Boa parte destas obras que compõem estes acervos apreendidos tem histórias muito interessantes. É o caso da obra “Hannibal”, de Jean-Michel Basquiat (1960-1988), que aportou no aeroporto internacional de Londres num caixote em que se declarava obra sem nome, no valor de 100 dólares. Só mais tarde é que os investigadores federais descobririam ser de Basquiat e valer 8 milhões de dólares. A pintura era parte de uma coleção de 12 mil peças montada por Edemar Ferreira enquanto controlava o Banco Santos – algumas expostas em museus como o Guggenheim, em Nova York.
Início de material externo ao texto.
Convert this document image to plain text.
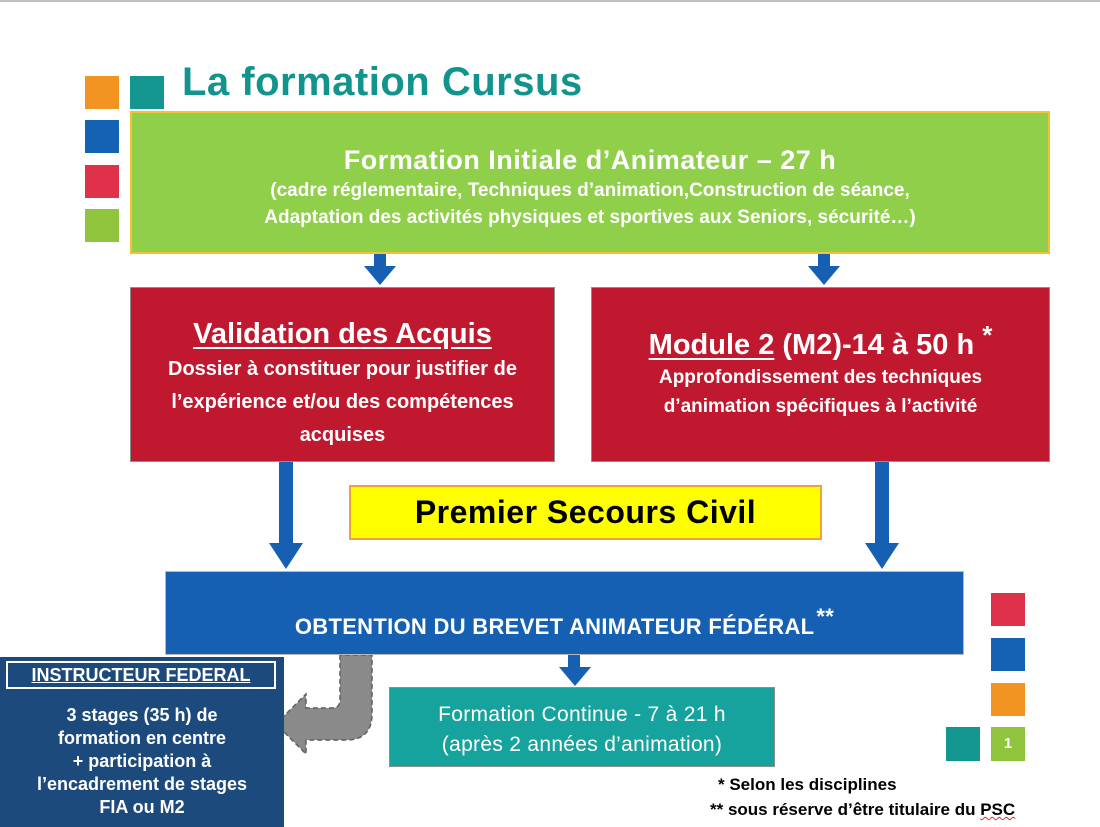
La formation Cursus
Formation Initiale d’Animateur – 27 h
(cadre réglementaire, Techniques d’animation,Construction de séance,
Adaptation des activités physiques et sportives aux Seniors, sécurité…)
Validation des Acquis
Dossier à constituer pour justifier de
l’expérience et/ou des compétences
acquises
Module 2 (M2)-14 à 50 h *
Approfondissement des techniques
d’animation spécifiques à l’activité
Premier Secours Civil
OBTENTION DU BREVET ANIMATEUR FÉDÉRAL**
Formation Continue - 7 à 21 h
(après 2 années d’animation)
INSTRUCTEUR FEDERAL
3 stages (35 h) de
formation en centre
+ participation à
l’encadrement de stages
FIA ou M2
1
* Selon les disciplines
** sous réserve d’être titulaire du PSC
Moral (ou será imoralidade) da história: o que se tem observado, através da criminalidade organizada no contexto do mercado de arte, é que a compra de uma obra não é norteada pela sua qualidade e sim pelo valor que atinge no mercado nacional, em franca expansão, e internacional. Em outras palavras, as fraudes incrementam a valorização da obra de um artista. E vice-versa.

Autor: Catherine Beltrão

Comments(4)

  1. Responder
    Roberto Fonseca Vieira says:

    Catherine Beltrão!
    Essa é uma ação que apenas posso imaginar sua existência, assim como ocorre em vários segmentos da sociedade. Seja na política, na economia, na cultura e na arte parece não ser diferente. Lamento muito que ao ver alguém, como você, que tem como objetivo, nesse seu tabalho, difundir a arte na sua maior expressão cultural e plena tenha que observar o lado avesso da arte.
    Roberto F. Vieira

    • Responder
      Catherine Beltrão says:

      Roberto, julgo importante também mostrar o lado avesso de algo tão grandioso como a Arte. Por quê? Porque tudo está na mão do homem, no cérebro humano, até mesmo transformar o belo em algo escabroso. É importante saber que isto existe e sempre existiu e, com toda certeza, continuará existindo. O homem, através dos tempos, tenta acabar com a natureza, com a beleza, com a esperança. Resta a nós, os criadores, os apaixonados, continuar criando, continuar abrindo caminhos para o belo. É esse o meu caminho.
      Mas o avesso da Arte existe. E precisamos saber disso. Para evitá-lo. Para rejeitá-lo.

  2. Responder
    Roberto Fonseca Vieira says:

    Catherine Beltrão!
    Errata: trabalho
    Roberto F. Vieira

  3. Responder
    Eduardo Vieira says:

    É triste constatar que a mão de uma espécie que é capaz de criar o Belo, também é capaz de atrocidades sob a justificativa da ganância e ambição, que só conduzem a autodestruição…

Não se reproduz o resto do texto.